The three-part standard requires that:
1. The requirement for vaccination has a rational connection to the employment or provision of the service;
2. The requirement for vaccination be adopted in an honest and good faith belief that it is necessary to the fulfillment of a legitimate employment or service-related purpose;
3. The requirement for vaccination is reasonably necessary for the purpose of service provision. This requires evidence that the requirement was imposed on the basis of real evidence, not speculation; that the requirement is designed to minimize the burden on employees or service users; that the requirement does not treat one particular group more harshly than others without justification; and that alternatives approaches to the vaccine requirement were investigated and considered but could not be adopted without incurring undue hardship. In other words, the requirement for vaccination / vaccination identification must “incorporate every possible accommodation to the point of undue hardship,
whether that hardship takes the form of impossibility, serious risk or excessive cost”.

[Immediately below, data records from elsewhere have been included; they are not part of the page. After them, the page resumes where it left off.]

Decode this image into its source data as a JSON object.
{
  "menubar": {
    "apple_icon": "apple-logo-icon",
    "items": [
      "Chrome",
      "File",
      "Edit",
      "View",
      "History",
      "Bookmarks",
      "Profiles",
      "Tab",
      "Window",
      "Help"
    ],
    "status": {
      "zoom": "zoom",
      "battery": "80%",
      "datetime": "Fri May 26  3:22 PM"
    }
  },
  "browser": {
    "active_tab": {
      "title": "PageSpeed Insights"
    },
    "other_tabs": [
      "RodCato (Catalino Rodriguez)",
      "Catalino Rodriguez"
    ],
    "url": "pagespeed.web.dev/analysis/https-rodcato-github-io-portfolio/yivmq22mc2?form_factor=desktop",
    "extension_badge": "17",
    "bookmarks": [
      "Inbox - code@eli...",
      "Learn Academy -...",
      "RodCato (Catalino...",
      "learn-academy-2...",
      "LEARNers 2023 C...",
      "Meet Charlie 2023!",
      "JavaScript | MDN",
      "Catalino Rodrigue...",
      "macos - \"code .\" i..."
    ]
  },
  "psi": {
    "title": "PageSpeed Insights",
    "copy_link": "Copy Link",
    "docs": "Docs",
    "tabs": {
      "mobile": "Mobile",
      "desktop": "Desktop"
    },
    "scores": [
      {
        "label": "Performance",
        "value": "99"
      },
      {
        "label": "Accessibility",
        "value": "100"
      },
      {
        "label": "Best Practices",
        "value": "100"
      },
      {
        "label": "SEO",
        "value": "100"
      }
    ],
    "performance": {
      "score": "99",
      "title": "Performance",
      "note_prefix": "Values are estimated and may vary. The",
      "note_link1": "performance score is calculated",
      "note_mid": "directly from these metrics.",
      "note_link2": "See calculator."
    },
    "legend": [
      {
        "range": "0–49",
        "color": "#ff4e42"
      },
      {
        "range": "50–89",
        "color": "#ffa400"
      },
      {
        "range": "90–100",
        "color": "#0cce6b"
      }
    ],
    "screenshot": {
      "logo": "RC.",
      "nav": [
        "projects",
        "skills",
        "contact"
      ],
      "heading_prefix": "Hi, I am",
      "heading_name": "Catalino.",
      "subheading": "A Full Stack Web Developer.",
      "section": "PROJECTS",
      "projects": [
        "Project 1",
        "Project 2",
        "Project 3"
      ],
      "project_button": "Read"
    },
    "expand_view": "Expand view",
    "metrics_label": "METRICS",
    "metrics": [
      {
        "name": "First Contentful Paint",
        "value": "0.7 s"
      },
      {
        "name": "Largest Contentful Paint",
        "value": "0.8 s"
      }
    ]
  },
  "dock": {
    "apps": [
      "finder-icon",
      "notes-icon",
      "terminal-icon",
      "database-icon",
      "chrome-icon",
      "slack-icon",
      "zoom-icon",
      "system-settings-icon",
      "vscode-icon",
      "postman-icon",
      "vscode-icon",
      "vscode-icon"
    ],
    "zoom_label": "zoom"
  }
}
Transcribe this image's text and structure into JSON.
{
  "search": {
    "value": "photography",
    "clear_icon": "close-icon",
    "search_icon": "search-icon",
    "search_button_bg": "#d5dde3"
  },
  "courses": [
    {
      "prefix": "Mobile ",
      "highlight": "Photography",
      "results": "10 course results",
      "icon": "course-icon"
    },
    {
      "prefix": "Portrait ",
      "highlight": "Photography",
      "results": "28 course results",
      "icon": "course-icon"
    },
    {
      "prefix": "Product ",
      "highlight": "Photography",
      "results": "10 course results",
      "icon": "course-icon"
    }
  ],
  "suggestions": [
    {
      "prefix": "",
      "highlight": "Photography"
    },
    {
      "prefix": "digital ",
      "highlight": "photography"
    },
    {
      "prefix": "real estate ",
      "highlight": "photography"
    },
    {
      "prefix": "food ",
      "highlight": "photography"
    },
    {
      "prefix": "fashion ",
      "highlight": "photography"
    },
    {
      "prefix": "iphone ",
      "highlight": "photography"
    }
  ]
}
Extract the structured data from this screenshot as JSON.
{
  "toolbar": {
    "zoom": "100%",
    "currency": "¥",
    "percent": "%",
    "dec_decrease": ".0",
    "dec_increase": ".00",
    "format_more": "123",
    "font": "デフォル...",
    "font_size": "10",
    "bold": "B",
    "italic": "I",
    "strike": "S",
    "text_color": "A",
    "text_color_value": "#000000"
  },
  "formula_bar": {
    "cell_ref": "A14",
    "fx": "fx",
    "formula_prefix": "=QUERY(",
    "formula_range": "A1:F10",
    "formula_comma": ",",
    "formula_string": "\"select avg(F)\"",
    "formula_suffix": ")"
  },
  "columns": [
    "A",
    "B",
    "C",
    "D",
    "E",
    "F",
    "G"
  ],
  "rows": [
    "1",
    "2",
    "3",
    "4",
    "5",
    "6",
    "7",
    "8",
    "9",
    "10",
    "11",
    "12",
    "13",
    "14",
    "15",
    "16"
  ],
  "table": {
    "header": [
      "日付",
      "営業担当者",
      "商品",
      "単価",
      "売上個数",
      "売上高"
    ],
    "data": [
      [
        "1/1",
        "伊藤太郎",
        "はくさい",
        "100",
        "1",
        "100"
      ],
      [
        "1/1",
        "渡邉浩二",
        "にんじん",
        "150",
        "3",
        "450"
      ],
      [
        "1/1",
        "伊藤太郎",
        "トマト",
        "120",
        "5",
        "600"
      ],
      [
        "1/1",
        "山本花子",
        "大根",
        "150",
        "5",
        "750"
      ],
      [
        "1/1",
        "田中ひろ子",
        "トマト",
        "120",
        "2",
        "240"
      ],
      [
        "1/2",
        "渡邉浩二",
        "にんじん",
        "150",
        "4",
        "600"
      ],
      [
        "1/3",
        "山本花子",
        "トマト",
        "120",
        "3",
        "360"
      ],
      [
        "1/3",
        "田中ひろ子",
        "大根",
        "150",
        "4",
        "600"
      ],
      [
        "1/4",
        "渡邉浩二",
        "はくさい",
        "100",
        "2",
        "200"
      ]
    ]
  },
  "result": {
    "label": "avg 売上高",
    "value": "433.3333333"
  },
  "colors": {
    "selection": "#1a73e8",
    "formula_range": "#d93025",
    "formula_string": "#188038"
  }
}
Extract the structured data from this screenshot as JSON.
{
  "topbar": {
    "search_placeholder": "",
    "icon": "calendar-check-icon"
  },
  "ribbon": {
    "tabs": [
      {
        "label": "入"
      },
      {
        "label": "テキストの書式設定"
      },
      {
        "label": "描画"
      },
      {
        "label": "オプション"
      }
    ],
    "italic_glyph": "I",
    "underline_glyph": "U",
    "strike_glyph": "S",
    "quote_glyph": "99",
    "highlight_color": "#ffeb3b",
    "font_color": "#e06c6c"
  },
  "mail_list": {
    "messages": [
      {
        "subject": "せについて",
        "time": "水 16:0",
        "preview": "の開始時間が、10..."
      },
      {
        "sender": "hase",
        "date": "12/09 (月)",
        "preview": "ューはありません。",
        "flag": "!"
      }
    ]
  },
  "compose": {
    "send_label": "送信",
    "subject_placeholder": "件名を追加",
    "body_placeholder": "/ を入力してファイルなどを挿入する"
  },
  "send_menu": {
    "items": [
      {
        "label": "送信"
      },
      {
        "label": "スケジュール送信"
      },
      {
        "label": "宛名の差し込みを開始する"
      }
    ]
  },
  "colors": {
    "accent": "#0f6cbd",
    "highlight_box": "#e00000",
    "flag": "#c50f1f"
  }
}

For more information on COVID-19 and discrimination visit www.manitobahumanrights.ca
On Tuesday, Manitoba unveiled proof-of-immunization cards for everyone who has had two doses of the COVID vaccine. The card means you won't have to self-isolate for two weeks when returning from inter-provincial travel - and you'll be able to enjoy longer visits at personal care homes and hospitals.
They're available in both digital and physical form and contain your name and a scanning code - there's no other personal health information. Premier Brian Pallister left open the possibility of using the cards to access to major sporting events, museums and other facilities.
On Wednesday, Pallister also announced a lottery for all people who have received two doses as a way to boost vaccination rates.